Juveniles were processed using specialized juvenile courts and generally were held in juvenile facilities, although the press reported that some juveniles were being held in regular prisons.
In the case of the CRCs, some prisoners with mental disabilities were separated and received treatment, including therapy, for their illnesses. There were no efforts to provide services to prisoners with mental disabilities in traditional prisons.
Administration: Recordkeeping in prisons was inadequate, primarily due to lack of resources. The director general of prisons acknowledged this problem and took steps to improve recordkeeping practices during the year. Authorities used alternative sentencing for nonviolent offenders; however, information regarding specific laws, executive orders, and accurate statistics were not available.
Although there was no specific prison ombudsman, prisoners could submit complaints about their treatment verbally or in writing, and most often did so through family members, lawyers, or human rights defenders. Public defenders also provided legal services to prisoners and in some cases assisted with certain complaints. Some complaints were referred to the Directorate of Prisons.
Prisoners could observe their religious practices and had access to visitors, but visitors often had to bribe prison guards to visit prisoners. Inmates were allowed conjugal visits, and female prisoners who gave birth while incarcerated were permitted to keep their babies with them for up to a year. Some CRCs provided a recreational area for inmates’ babies. Prisoners were often not taken to their trials unless they paid bribes to the guards. Similarly, detainees had to pay bribes to be allowed to attend vocational training offered at some facilities. Prison officials accepted money in exchange for a recommendation that a prisoner be furloughed or released for health reasons. There were credible allegations that prisoners could obtain early release on parole for a bribe.
The CRC program served as a rehabilitation center to prepare detainees for an eventual return to their communities. The CRCs provided educational, labor, and artistic opportunities to rehabilitate detainees in a setting of respect and discipline. In the Najayo CRC, the administration partnered with a local technical university to provide inmates with morning classes five day a week. These classes ranged from primary to high school level.
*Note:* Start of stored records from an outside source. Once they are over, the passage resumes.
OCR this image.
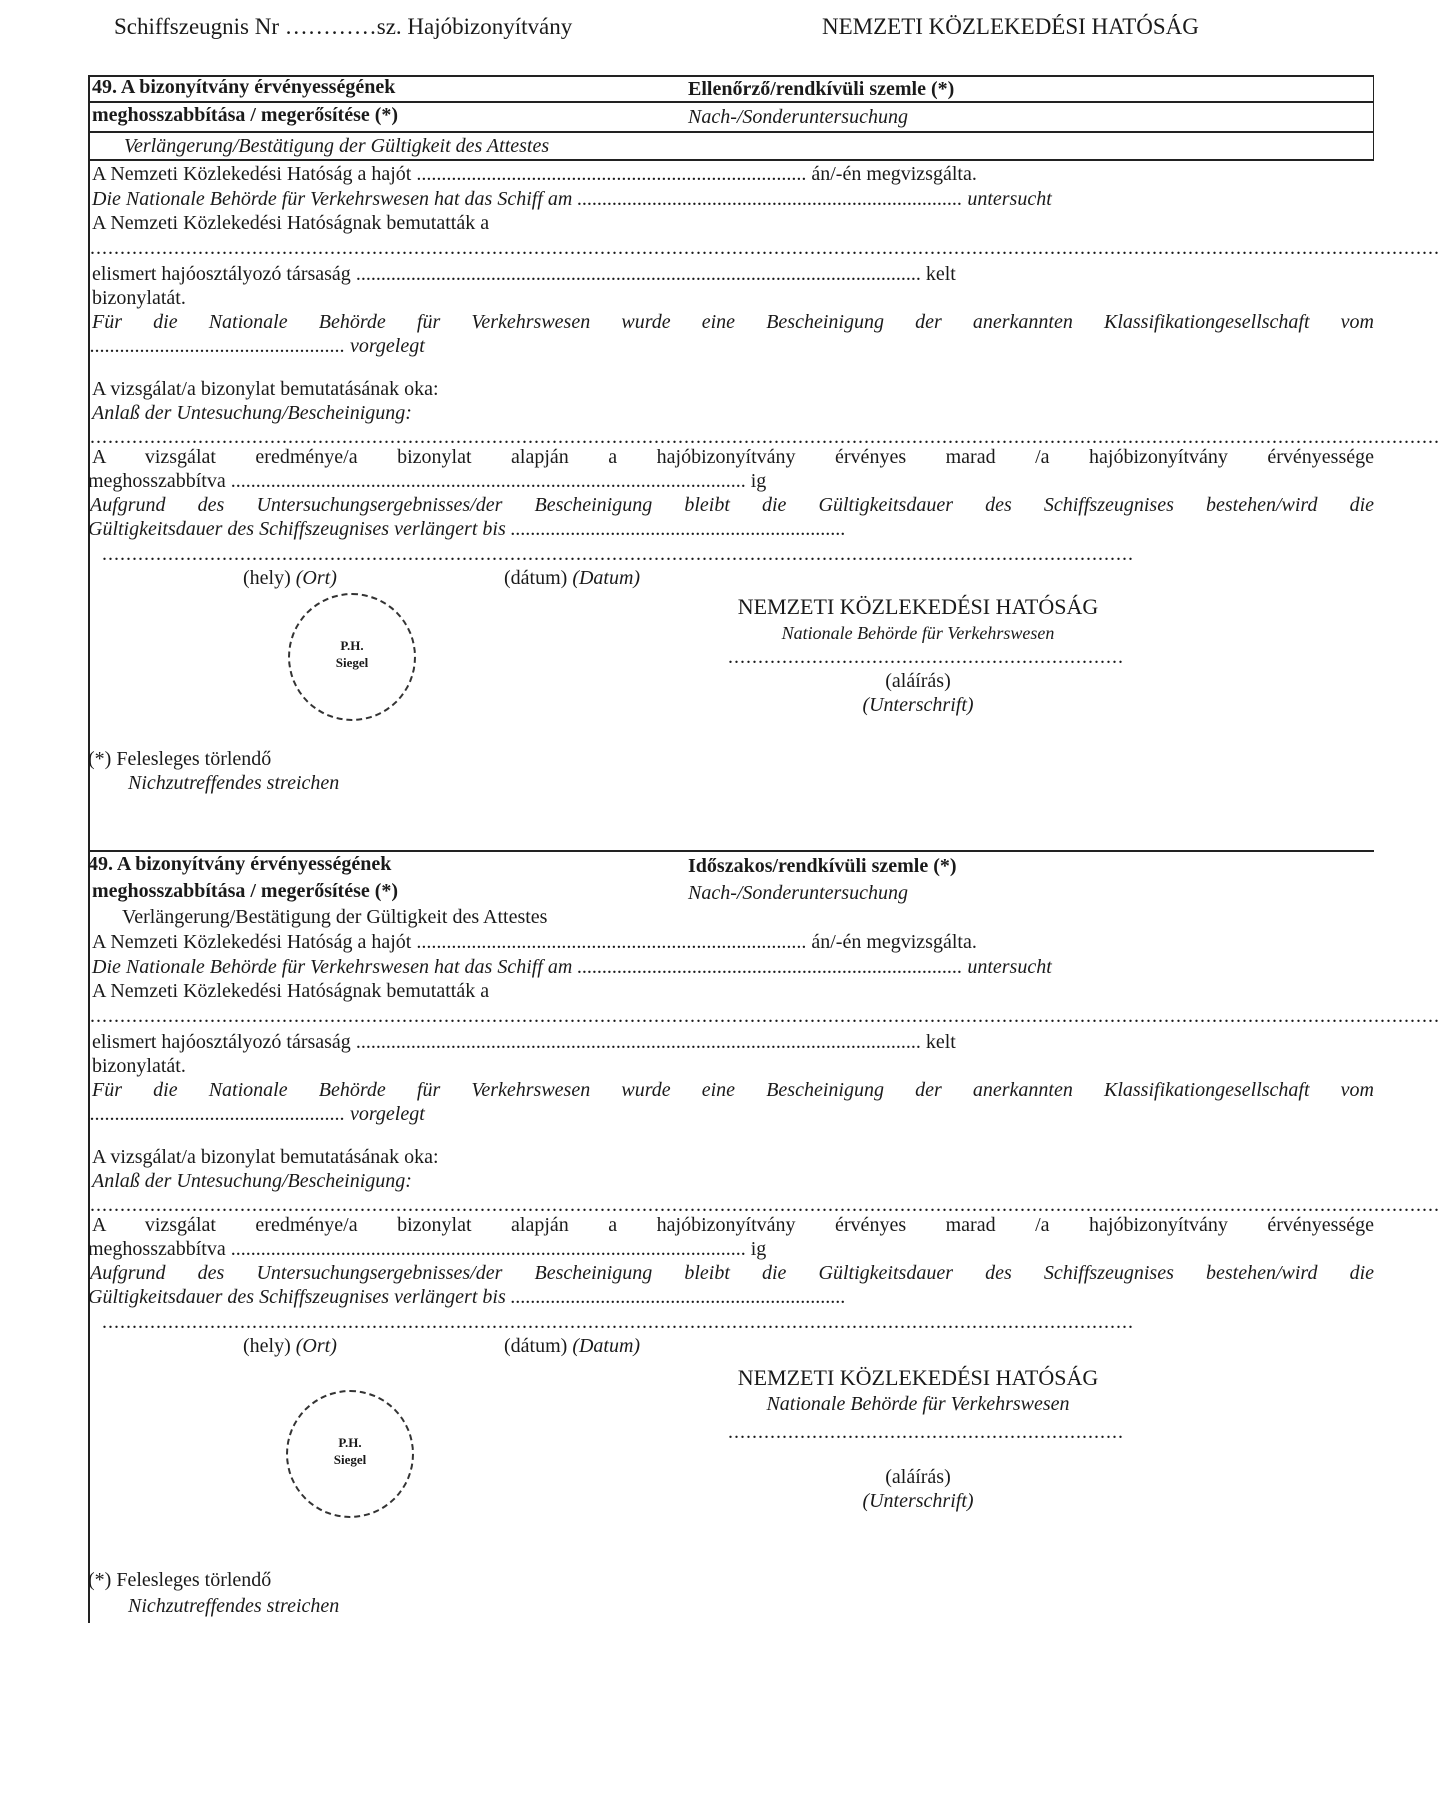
Schiffszeugnis Nr …………sz. Hajóbizonyítvány	NEMZETI KÖZLEKEDÉSI HATÓSÁG
49. A bizonyítvány érvényességének	Ellenőrző/rendkívüli szemle (*)
meghosszabbítása / megerősítése (*)	Nach-/Sonderuntersuchung
Verlängerung/Bestätigung der Gültigkeit des Attestes
A Nemzeti Közlekedési Hatóság a hajót .............................................................................. án/-én megvizsgálta.
Die Nationale Behörde für Verkehrswesen hat das Schiff am ............................................................................. untersucht
A Nemzeti Közlekedési Hatóságnak bemutatták a
.................................................................................................................................................................................................................................
elismert hajóosztályozó társaság ................................................................................................................. kelt
bizonylatát.
Für die Nationale Behörde für Verkehrswesen wurde eine Bescheinigung der anerkannten Klassifikationgesellschaft vom
................................................... vorgelegt
A vizsgálat/a bizonylat bemutatásának oka:
Anlaß der Untesuchung/Bescheinigung:
.................................................................................................................................................................................................................................
A vizsgálat eredménye/a bizonylat alapján a hajóbizonyítvány érvényes marad /a hajóbizonyítvány érvényessége
meghosszabbítva ....................................................................................................... ig
Aufgrund des Untersuchungsergebnisses/der Bescheinigung bleibt die Gültigkeitsdauer des Schiffszeugnises bestehen/wird die
Gültigkeitsdauer des Schiffszeugnises verlängert bis ...................................................................
............................................................................................................................................................................
(hely) (Ort)	(dátum) (Datum)
P.H.
Siegel
NEMZETI KÖZLEKEDÉSI HATÓSÁG
Nationale Behörde für Verkehrswesen
..................................................................
(aláírás)
(Unterschrift)
(*) Felesleges törlendő
Nichzutreffendes streichen
49. A bizonyítvány érvényességének	Időszakos/rendkívüli szemle (*)
meghosszabbítása / megerősítése (*)	Nach-/Sonderuntersuchung
Verlängerung/Bestätigung der Gültigkeit des Attestes
A Nemzeti Közlekedési Hatóság a hajót .............................................................................. án/-én megvizsgálta.
Die Nationale Behörde für Verkehrswesen hat das Schiff am ............................................................................. untersucht
A Nemzeti Közlekedési Hatóságnak bemutatták a
.................................................................................................................................................................................................................................
elismert hajóosztályozó társaság ................................................................................................................. kelt
bizonylatát.
Für die Nationale Behörde für Verkehrswesen wurde eine Bescheinigung der anerkannten Klassifikationgesellschaft vom
................................................... vorgelegt
A vizsgálat/a bizonylat bemutatásának oka:
Anlaß der Untesuchung/Bescheinigung:
.................................................................................................................................................................................................................................
A vizsgálat eredménye/a bizonylat alapján a hajóbizonyítvány érvényes marad /a hajóbizonyítvány érvényessége
meghosszabbítva ....................................................................................................... ig
Aufgrund des Untersuchungsergebnisses/der Bescheinigung bleibt die Gültigkeitsdauer des Schiffszeugnises bestehen/wird die
Gültigkeitsdauer des Schiffszeugnises verlängert bis ...................................................................
............................................................................................................................................................................
(hely) (Ort)	(dátum) (Datum)
P.H.
Siegel
NEMZETI KÖZLEKEDÉSI HATÓSÁG
Nationale Behörde für Verkehrswesen
..................................................................
(aláírás)
(Unterschrift)
(*) Felesleges törlendő
Nichzutreffendes streichen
In contrast to traditional prisons, model prisons were run entirely by trained civilian guards, were not overcrowded, and generally met the basic nutritional needs of inmates. In traditional prisons, although a warden who reported to the attorney general was technically responsible for running each prison, police or military officers (generally appointed for a period of only three to six months and responsible for providing security) were usually in charge. According to the Directorate of Prisons, military and police personnel guarded traditional prisons, while a trained civilian guard corps provided security at the CRCs.
Independent Monitoring: The government permitted visits and monitoring by independent nongovernmental observers and the media.
Improvements: The government made advances with newer CRCs, where prisoners experienced slightly improved conditions in comparison with other facilities. With the transfer of inmates from traditional to model prisons, the number of prisoners in the CRCs rose by more than 4,000. The government expanded its September 2012 survey at La Romana prison to include all prisons, with the goal of obtaining statistics to separate inmates by severity of crime and sentence.